While the Fed indicated that business investment has firmed, it failed to address the issue of its $4.5 trillion balance sheet in which it stores its bonds portfolio. In the past, Fed officials have indicated that reinvesting proceeds from the holdings would amount to a series of rate hikes.
Talk of a rate hike in June helped provide support for the US dollar which soared in the market having been on the receiving end in recent weeks. Gold, SPDR Gold Trust (ETF) (NYSEARCA:GLD) on the other hand, was on the receiving end consequently tanking to season lows on the dollar rising.
Rate Hike Expectations
Initial estimates indicate that 70% of traders expect the Federal Reserve to hike interest rate in June, up from 60% before the latest Fed policy statement.

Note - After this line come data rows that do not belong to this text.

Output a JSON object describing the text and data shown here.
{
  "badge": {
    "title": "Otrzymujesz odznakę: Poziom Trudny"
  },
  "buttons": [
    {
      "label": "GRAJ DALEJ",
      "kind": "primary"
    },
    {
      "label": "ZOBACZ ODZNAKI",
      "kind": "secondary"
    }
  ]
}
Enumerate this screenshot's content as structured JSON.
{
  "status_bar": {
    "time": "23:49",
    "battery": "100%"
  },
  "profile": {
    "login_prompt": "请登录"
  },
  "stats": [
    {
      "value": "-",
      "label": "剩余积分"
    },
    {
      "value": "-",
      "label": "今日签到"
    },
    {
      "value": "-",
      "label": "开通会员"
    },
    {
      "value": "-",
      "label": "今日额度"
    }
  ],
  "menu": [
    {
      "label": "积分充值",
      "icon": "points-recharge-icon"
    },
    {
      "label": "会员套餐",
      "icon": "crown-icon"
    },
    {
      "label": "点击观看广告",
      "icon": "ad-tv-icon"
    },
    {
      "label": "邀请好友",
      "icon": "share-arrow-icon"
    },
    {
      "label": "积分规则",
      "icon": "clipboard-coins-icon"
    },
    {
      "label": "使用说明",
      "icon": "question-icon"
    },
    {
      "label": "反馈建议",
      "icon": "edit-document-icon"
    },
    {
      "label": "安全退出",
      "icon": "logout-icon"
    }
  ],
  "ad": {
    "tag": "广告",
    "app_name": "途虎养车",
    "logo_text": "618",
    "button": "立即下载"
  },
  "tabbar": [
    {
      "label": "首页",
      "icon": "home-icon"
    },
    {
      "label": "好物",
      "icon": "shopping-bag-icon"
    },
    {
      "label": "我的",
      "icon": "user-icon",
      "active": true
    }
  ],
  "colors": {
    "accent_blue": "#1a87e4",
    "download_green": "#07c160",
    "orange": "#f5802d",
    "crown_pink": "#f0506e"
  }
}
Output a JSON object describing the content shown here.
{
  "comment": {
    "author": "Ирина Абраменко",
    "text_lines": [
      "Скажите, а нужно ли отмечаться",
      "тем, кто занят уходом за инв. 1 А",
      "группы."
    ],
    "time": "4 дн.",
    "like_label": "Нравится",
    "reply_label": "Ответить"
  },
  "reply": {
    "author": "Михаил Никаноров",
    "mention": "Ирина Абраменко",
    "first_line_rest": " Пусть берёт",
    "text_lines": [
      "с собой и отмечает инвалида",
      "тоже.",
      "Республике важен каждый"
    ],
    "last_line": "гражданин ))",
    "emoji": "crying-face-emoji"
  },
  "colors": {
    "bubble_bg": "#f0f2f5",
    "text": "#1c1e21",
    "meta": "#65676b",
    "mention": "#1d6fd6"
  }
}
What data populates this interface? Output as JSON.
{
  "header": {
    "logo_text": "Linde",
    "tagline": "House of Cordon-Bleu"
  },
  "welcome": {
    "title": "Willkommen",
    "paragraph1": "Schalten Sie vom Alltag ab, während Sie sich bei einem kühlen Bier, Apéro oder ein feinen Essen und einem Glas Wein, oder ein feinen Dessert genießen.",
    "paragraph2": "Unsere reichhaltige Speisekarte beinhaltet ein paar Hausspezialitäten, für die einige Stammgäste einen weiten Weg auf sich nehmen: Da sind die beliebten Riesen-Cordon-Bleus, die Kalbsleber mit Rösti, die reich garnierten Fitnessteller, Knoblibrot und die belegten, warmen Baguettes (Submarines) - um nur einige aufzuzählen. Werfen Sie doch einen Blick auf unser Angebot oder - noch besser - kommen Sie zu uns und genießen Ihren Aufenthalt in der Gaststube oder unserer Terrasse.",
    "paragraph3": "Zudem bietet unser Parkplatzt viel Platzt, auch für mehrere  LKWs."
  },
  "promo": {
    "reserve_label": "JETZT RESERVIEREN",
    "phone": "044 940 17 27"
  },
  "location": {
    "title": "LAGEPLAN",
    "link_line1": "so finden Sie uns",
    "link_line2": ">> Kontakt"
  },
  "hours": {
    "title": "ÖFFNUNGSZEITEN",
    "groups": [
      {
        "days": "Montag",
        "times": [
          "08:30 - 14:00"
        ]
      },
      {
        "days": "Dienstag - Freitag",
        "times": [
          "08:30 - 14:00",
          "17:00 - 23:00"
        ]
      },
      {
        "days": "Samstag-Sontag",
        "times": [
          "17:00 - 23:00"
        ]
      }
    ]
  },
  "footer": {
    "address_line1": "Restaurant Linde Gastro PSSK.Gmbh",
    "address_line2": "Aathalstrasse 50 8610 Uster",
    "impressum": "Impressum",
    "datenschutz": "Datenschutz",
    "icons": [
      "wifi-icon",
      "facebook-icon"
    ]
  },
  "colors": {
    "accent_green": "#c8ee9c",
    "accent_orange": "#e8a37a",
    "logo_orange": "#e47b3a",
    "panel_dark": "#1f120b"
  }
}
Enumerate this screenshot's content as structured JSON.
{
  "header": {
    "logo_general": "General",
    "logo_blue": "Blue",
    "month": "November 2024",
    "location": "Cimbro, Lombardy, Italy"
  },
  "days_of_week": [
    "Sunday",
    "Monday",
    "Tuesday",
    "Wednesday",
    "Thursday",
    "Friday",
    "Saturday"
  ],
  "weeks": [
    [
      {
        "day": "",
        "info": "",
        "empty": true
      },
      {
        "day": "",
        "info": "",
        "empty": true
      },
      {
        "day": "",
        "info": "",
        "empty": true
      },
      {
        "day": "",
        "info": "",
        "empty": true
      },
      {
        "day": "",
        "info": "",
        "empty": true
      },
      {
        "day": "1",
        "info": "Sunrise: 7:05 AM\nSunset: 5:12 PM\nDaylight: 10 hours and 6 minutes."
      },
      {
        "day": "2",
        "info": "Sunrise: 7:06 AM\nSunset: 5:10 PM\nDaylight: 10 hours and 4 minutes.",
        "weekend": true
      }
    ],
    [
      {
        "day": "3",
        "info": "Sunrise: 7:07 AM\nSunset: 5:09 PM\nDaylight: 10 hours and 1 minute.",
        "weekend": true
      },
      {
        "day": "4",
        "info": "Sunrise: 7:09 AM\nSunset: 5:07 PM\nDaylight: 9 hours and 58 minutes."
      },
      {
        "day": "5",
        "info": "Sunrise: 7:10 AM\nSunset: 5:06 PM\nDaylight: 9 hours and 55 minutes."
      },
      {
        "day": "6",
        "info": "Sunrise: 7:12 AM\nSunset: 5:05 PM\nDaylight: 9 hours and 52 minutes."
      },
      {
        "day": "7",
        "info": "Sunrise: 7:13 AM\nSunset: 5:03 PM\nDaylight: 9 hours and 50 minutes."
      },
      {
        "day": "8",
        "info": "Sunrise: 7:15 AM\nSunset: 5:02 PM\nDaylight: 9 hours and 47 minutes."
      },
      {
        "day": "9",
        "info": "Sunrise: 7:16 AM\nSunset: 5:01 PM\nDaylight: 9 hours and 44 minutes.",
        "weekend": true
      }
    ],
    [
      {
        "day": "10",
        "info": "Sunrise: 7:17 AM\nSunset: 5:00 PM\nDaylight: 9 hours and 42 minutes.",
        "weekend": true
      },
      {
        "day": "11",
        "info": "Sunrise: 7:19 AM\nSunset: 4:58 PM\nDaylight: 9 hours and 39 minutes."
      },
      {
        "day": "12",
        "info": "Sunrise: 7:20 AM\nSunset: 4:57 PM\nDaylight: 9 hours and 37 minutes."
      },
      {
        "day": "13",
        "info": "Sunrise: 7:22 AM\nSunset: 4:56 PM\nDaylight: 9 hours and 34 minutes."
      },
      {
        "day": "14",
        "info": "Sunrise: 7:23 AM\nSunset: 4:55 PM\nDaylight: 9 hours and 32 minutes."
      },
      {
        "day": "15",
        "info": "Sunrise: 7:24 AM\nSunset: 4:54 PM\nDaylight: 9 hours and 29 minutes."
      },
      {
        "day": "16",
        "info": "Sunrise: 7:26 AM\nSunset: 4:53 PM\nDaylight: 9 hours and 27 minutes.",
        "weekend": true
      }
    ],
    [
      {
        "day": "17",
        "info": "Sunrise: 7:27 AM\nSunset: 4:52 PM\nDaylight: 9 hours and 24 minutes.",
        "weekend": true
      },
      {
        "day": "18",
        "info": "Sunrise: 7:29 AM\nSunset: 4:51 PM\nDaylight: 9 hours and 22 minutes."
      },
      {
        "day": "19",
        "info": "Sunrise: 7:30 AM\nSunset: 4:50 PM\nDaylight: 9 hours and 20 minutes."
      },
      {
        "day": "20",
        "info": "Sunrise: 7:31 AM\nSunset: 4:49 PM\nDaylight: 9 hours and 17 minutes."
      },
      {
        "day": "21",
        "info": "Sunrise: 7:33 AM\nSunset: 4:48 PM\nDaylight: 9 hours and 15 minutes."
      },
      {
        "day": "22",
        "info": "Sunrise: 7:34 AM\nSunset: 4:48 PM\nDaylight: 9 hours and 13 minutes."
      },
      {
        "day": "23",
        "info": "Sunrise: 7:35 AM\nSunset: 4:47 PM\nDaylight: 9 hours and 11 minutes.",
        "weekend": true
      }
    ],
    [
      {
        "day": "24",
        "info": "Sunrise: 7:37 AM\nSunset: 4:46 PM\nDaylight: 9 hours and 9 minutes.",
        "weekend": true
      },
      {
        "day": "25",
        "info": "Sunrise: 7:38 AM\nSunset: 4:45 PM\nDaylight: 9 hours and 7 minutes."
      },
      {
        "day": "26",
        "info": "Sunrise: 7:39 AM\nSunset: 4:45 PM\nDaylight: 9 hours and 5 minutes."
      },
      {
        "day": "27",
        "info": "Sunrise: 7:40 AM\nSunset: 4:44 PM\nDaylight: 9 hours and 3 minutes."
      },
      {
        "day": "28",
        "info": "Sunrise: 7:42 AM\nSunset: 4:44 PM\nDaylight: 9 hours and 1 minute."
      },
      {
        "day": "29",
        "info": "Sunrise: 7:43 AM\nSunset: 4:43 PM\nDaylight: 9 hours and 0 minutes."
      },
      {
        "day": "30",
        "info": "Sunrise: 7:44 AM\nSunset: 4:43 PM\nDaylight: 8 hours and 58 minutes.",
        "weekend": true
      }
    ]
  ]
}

“The language was just really to acknowledge some of the slowdown and weakness that has been seen, but also to send the message that it’s not enough to deter them from their plans. June is on the table” for the next rate hike,” said Craig Bishop, income strategist at RBC Wealth Management.
The U.S central bank has raised interest rates twice since late last year. Fed officials indicated in March that two more hikes were on the way with the same dependent on economic data. So far, nothing concrete from the policy front expected to bolster GDP growth has been forthcoming.
Upon assuming the presidency early in the year, it was expected that Donald Trump would initiate infrastructure spending and tax cuts to steer the economy. So far that has not been forthcoming, the administration having switched its attention to repealing the Affordable Care Act and replacing it with a different centralized government healthcare plan.